Repórter Time Out conversa com segurança que encontra refúgio no Parque Trianon

Oi, Vander, você até parece uma pintura, de terno no meio das palmeiras (no Parque Trianon, na Avenida Paulista).
Estou relaxando, descansando do trabalho. Aqui no parque é calmo, não tem ninguém incomodando – dá para ouvir os pássaros. Tem um sabiá cantando neste exato momento. Eu tive um, ficou comigo por seis anos, mas foi roubado.

Roubado?
É, e eu sei quem foi. Criei o bicho desde filhote e o prendia na gaiola, mas, às vezes, o deixava voar. Um dia, ele sumiu.

Que estranho.
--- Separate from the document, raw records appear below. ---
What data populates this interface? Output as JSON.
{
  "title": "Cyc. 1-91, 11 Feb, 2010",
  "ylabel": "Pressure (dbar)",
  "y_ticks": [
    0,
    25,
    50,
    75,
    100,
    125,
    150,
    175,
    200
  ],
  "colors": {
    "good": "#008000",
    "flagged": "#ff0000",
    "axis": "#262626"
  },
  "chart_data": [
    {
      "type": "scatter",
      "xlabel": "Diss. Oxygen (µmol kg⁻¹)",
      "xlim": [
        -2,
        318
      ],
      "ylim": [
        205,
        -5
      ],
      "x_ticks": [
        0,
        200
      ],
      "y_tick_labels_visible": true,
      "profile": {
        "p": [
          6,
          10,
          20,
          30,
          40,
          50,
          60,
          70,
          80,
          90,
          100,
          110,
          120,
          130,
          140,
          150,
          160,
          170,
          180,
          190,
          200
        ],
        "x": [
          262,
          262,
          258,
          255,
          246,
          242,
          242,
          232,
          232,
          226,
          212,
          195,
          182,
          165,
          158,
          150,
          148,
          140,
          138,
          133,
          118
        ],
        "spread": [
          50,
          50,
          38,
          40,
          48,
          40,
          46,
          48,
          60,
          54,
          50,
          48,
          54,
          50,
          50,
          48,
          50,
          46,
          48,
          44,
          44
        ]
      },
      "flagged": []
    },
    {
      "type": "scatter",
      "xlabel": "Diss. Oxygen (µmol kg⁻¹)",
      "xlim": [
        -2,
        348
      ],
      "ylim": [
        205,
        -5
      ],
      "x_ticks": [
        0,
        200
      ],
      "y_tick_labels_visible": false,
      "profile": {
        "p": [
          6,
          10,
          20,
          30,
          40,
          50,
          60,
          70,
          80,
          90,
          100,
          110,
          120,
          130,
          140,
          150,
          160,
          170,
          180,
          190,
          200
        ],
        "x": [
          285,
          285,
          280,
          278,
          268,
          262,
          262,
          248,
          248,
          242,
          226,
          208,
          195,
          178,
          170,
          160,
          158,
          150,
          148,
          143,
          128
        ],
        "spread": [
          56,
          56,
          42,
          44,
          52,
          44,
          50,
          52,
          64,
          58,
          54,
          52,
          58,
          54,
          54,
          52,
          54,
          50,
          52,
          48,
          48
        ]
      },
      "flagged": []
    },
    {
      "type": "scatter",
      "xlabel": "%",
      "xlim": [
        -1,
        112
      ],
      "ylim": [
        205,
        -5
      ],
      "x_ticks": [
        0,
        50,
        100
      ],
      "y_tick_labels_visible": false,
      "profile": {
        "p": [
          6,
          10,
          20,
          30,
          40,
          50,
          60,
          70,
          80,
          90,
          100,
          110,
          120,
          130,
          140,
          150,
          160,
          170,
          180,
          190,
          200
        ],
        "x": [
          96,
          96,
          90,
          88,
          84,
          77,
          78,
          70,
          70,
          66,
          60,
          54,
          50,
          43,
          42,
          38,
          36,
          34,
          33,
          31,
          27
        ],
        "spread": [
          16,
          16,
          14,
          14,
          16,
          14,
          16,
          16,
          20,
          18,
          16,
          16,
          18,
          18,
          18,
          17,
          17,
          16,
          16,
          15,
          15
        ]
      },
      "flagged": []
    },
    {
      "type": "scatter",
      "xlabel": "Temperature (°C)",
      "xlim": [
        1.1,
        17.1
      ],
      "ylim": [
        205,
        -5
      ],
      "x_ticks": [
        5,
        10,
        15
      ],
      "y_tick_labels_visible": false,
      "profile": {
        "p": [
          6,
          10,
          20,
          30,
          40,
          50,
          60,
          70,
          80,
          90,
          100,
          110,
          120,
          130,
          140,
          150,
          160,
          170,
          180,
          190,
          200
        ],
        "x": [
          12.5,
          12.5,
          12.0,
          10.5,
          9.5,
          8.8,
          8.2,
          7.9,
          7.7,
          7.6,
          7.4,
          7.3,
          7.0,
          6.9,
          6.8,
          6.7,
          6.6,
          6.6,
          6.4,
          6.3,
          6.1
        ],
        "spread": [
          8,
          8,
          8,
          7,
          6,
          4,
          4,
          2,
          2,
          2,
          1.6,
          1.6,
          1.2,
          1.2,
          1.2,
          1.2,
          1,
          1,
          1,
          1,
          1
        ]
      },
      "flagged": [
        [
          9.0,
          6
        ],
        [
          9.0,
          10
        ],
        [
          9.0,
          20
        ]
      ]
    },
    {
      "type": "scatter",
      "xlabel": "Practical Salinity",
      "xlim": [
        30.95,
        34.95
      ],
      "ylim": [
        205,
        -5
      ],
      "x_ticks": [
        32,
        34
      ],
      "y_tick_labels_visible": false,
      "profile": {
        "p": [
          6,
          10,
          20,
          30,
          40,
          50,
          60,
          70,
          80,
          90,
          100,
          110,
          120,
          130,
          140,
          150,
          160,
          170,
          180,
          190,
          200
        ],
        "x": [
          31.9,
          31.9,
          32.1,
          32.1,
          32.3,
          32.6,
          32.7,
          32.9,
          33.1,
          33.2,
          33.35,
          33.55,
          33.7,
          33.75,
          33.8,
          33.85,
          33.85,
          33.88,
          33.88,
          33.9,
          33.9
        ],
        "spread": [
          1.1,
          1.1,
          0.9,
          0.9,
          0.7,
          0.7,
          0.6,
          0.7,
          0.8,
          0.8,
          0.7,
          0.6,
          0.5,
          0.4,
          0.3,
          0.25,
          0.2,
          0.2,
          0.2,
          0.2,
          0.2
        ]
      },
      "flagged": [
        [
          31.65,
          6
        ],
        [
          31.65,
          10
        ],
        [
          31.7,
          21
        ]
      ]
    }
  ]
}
E de que trabalho você está descansando? Sou segurança. 

Então você não fez um bom trabalho com seu sabiá! É, acho que não. Trabalho há dez anos em um restaurante na Oscar Freire e gosto do que faço. Meus horários são flexíveis e nunca fui atacado. As brigas com bêbados na rua são raras, represento mais uma medida de prevenção.

Você é casado, tem filhos?

Tenho um filho de 14 anos que adora futebol. Ele quer jogar no Corinthians. Sou corintiano também, mas só fui a um jogo, contra o Flamengo. Sou mais tranquilo, não gosto muito de multidão. Sou mais de ficar em casa. Gosto de ir para minha casa na Saúde – é perto do zoológico – e assistir a um filme.

Que tipo de filme?

Suspense ou uma boa comédia – não gosto desses tipos cheios de efeitos especiais.  E se você se aventura a sair, qual seu lugar preferido? Eu gosto do Biroska – a Casa dos Artistas, na Santa Cecília. Tem música ao vivo e cinco ambientes: samba, eletrônica, sertaneja, todo tipo.   

Tem algum sonho para o futuro?

Nasci em Minas Gerais, em uma cidade perto de Juiz de Fora. Vim para São Paulo em 1991 para trabalhar. Mas um dia eu quero voltar pra Minas e abrir um bar.  Boa sorte.

Posso tirar uma foto sua?

Claro. Vou fazer uma pose de segurança para você!